Theodor Schieffer (* 11. Juni[1] oder 11. Juli[2] 1910 in Bad Godesberg; † 9. April 1992 ebenda) war ein deutscher Historiker und Diplomatiker, der die Geschichte des frühen und hohen Mittelalters erforschte. Er bekleidete Lehrstühle für Mittelalterliche Geschichte an den Universitäten Mainz (1951–1954) und Köln (1954–1975). Schieffer gehörte als Urkundeneditor zu den bedeutendsten Diplomatikern in der zweiten Hälfte des 20. Jahrhunderts.
Theodor Schieffer, Sohn eines Volksschulrektors und späteren Stadtschulrates, studierte von 1929 bis 1935 Geschichte, Romanistik und Klassische Philologie in Bonn, Berlin und Paris. In Bonn wurde er Mitglied des K.St.V Arminia und in Berlin des K.St.V. Semnonia im Kartellverband.[3] Anschließend wurde er 1934 bei Wilhelm Levison promoviert über das Thema: Die päpstlichen Legaten in Frankreich vom Vertrage von Meersen (870) bis zum Schisma von 1130. 1935 wurde er Mitarbeiter der Monumenta Germaniae Historica (MGH). Von deren Präsidenten Paul Fridolin Kehr und seinem Nachfolger Edmund E. Stengel wurden ihm die selbstständige Bearbeitung der Diplomata Lothars I., Lothars II., Zwentibolds, Ludwigs des Kindes und der burgundischen Könige übertragen; aus dieser Beschäftigung ging 1942 seine Habilitationsschrift Das Urkundenwesen der Könige von Burgund hervor. Er wechselte in den Archivdienst, da er eine kritische Haltung gegenüber dem Nationalsozialismus hatte. Um eine beschleunigte Verbeamtung nach dem Ende der Archivarausbildung zu erreichen, trat Schieffer zum 1. Dezember 1939 in die NSDAP ein (Mitgliedsnummer 7.280.318).[4] 1939 legte er die Archivprüfung ab und wurde Staatsarchivassessor am Geheimen Staatsarchiv, 1942 dort Staatsarchivrat. Vom Sommer 1940 bis Anfang 1942 gehörte er der Archivschutzkommission in Paris an und leitete umfangreiche Verfilmungsmaßnahmen in nordfranzösischen und belgischen Archiven.[5] 1942 heiratete Schieffer in Berlin. Aus der Ehe stammten zwei Töchter und ein Sohn. Sein 1947 geborener Sohn Rudolf Schieffer war von 1994 bis 2012 Präsident der Monumenta Germaniae Historica.

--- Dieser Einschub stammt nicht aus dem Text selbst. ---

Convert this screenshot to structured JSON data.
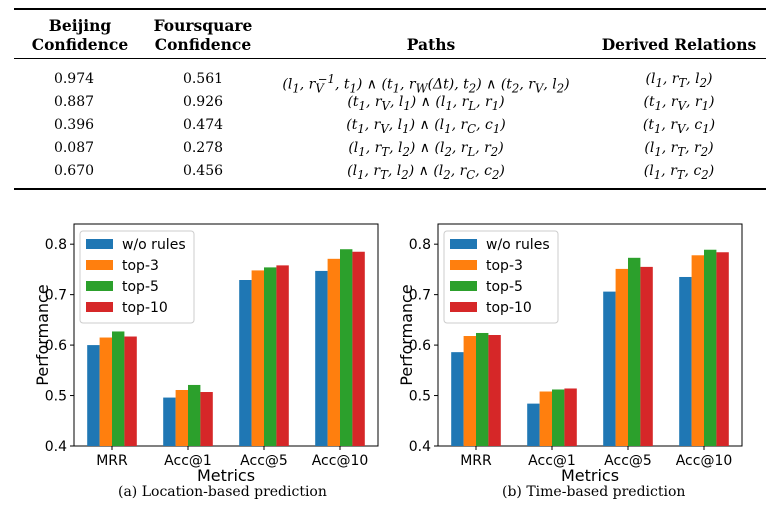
{
  "table": {
    "headers": {
      "beijing_line1": "Beijing",
      "beijing_line2": "Confidence",
      "foursquare_line1": "Foursquare",
      "foursquare_line2": "Confidence",
      "paths": "Paths",
      "derived": "Derived Relations"
    },
    "rows": [
      {
        "beijing": "0.974",
        "foursquare": "0.561",
        "path": "(l1, rV−1, t1) ∧ (t1, rW(Δt), t2) ∧ (t2, rV, l2)",
        "derived": "(l1, rT, l2)"
      },
      {
        "beijing": "0.887",
        "foursquare": "0.926",
        "path": "(t1, rV, l1) ∧ (l1, rL, r1)",
        "derived": "(t1, rV, r1)"
      },
      {
        "beijing": "0.396",
        "foursquare": "0.474",
        "path": "(t1, rV, l1) ∧ (l1, rC, c1)",
        "derived": "(t1, rV, c1)"
      },
      {
        "beijing": "0.087",
        "foursquare": "0.278",
        "path": "(l1, rT, l2) ∧ (l2, rL, r2)",
        "derived": "(l1, rT, r2)"
      },
      {
        "beijing": "0.670",
        "foursquare": "0.456",
        "path": "(l1, rT, l2) ∧ (l2, rC, c2)",
        "derived": "(l1, rT, c2)"
      }
    ]
  },
  "colors": {
    "w/o rules": "#1f77b4",
    "top-3": "#ff7f0e",
    "top-5": "#2ca02c",
    "top-10": "#d62728"
  },
  "chart_data": [
    {
      "type": "bar",
      "caption": "(a)  Location-based prediction",
      "xlabel": "Metrics",
      "ylabel": "Performance",
      "ylim": [
        0.4,
        0.84
      ],
      "yticks": [
        "0.4",
        "0.5",
        "0.6",
        "0.7",
        "0.8"
      ],
      "legend": "top-left",
      "categories": [
        "MRR",
        "Acc@1",
        "Acc@5",
        "Acc@10"
      ],
      "series": [
        {
          "name": "w/o rules",
          "values": [
            0.6,
            0.496,
            0.729,
            0.747
          ]
        },
        {
          "name": "top-3",
          "values": [
            0.615,
            0.511,
            0.748,
            0.771
          ]
        },
        {
          "name": "top-5",
          "values": [
            0.627,
            0.521,
            0.754,
            0.79
          ]
        },
        {
          "name": "top-10",
          "values": [
            0.617,
            0.507,
            0.758,
            0.785
          ]
        }
      ]
    },
    {
      "type": "bar",
      "caption": "(b)  Time-based prediction",
      "xlabel": "Metrics",
      "ylabel": "Performance",
      "ylim": [
        0.4,
        0.84
      ],
      "yticks": [
        "0.4",
        "0.5",
        "0.6",
        "0.7",
        "0.8"
      ],
      "legend": "top-left",
      "categories": [
        "MRR",
        "Acc@1",
        "Acc@5",
        "Acc@10"
      ],
      "series": [
        {
          "name": "w/o rules",
          "values": [
            0.586,
            0.484,
            0.706,
            0.735
          ]
        },
        {
          "name": "top-3",
          "values": [
            0.618,
            0.508,
            0.751,
            0.778
          ]
        },
        {
          "name": "top-5",
          "values": [
            0.624,
            0.512,
            0.773,
            0.789
          ]
        },
        {
          "name": "top-10",
          "values": [
            0.62,
            0.514,
            0.755,
            0.784
          ]
        }
      ]
    }
  ]
}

Nach dem Krieg stand einer Universitätslaufbahn nichts mehr im Wege und so wurde er 1946 zunächst Dozent mit dem Titel eines außerplanmäßigen Professors an der neu gegründeten Universität Mainz, 1951 wurde er dort ordentlicher Professor. Einen zwischenzeitlichen Ruf auf den Münchener Lehrstuhl von Rudolf von Heckel lehnte er ab. Als Nachfolger von Gerhard Kallen wechselte er 1954 auf den Lehrstuhl für Mittlere und Neuere Geschichte sowie Geschichtliche Hilfswissenschaften nach Köln. Dort lehrte er bis zu seiner Emeritierung 1975. Eine Berufung nach Wien lehnte er ab. Zu Schieffers akademischen Schülern gehörten unter anderem Egon Boshof, Ludwig Falkenstein, Hermann Jakobs, Hans Heinrich Kaminsky und Josef Semmler.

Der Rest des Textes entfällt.